Flora not flourishing in world's hotspots
Researchers at the University of Calgary have found the biodiversity picture in the region known as the "lungs of the Earth" contradicts commonly held views relating to extinction in that area.
A paper published in PLoS ONE by Jana Vamosi and Steven Vamosi outlines that the risk of extinction for plants is higher in countries close to the equator than previously thought.
"The tropics contain many ancient species of plants, leading many to consider tropical species as less susceptible to extinction -- but our study indicates that quite the opposite is, in fact, the case," says Steven Vamosi, an assistant professor in the Department of Biological Sciences at the U of C.
"The extinction risk for plants is high in countries close to the equator and even higher on islands, even after we take into account factors related to human activities and their use of the natural resources."

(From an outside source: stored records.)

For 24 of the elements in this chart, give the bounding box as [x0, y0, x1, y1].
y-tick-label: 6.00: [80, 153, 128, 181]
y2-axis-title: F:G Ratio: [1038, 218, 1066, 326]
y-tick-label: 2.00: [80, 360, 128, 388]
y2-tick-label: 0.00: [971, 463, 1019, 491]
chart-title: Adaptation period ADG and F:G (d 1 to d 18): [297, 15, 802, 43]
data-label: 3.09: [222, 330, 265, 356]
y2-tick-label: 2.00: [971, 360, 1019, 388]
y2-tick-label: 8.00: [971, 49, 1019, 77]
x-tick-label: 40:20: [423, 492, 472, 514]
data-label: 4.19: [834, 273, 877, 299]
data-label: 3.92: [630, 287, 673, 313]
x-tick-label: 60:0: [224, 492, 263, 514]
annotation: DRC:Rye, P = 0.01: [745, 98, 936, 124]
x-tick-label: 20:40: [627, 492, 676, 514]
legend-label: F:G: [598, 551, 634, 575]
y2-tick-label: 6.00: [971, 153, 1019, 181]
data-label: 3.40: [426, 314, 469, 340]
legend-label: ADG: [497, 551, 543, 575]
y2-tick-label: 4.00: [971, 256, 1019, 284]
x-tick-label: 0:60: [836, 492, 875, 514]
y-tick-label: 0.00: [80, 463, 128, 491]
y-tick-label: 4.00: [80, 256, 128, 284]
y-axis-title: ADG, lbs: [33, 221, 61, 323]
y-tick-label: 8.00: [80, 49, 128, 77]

Previous studies on biodiversity in the tropics have focused on beetles, birds, mammals and molluscs. The Vamosi study mined worldwide databases for the number of plant species at risk in each country of the world, from Falkland Islands in the south to Greenland in the north, and looked at human factors such as GDP, population density and deforestation. Vamosi concentrated on data from vascular plants (ferns, conifers, and flowering plants), which includes such threatened species as the Canada Hemlock, Western Prairie Fringed Orchid, and Desert Lily, among many others.
Vamosi says he was surprised that human activity was not the primary cause of the increasing risk of extinction in the equatorial regions.
"Our findings differ from previous ones in that factors tightly linked to human activity were not particularly important in determining how many plant species were threatened with extinction. Instead, the most important factor seemed to be simply latitude. So, extinction dynamics may be very different between plant and animal species. Plant species near the equator may persist at naturally low population sizes or have small ranges, making them intrinsically more susceptible to a given amount of disturbance."
He adds that he would like to see the findings spur other researchers to bring more data to bear on this issue, given that most attention to date has focused on vertebrates.
Does this study put human disturbance off the hook? Vamosi says: No.
"This is not to say that human activities are not underlying contemporary risk of extinction; instead, it implies that plant species in a tropical country will, on average, be more sensitive to a given amount of human disturbance than those in a temperate country," he says.
Vamosi says that it is estimated that 20 to 45 per cent of species in the tropics are at risk. As a point of reference, in Canada, roughly 2 to 3 per cent are vulnerable to extinction.
Tropical ecosystems are considered the lungs of our planet as 60 per cent of the Earth's plant species are found in tropical rain forests, despite this area containing only 12 per cent of the Earth's land mass. The tropics are an important source of pharmaceuticals as well as food. The area is also habitat for a disproportionate percentage of the Earth's fauna, including butterflies, primates, birds, bats, and losses of tropical plants will often have disastrous consequences for such species. Because of the interconnectedness of the Earth's ecosystems, species loss near the equator can have significant effects on countries thousands of kilometers away.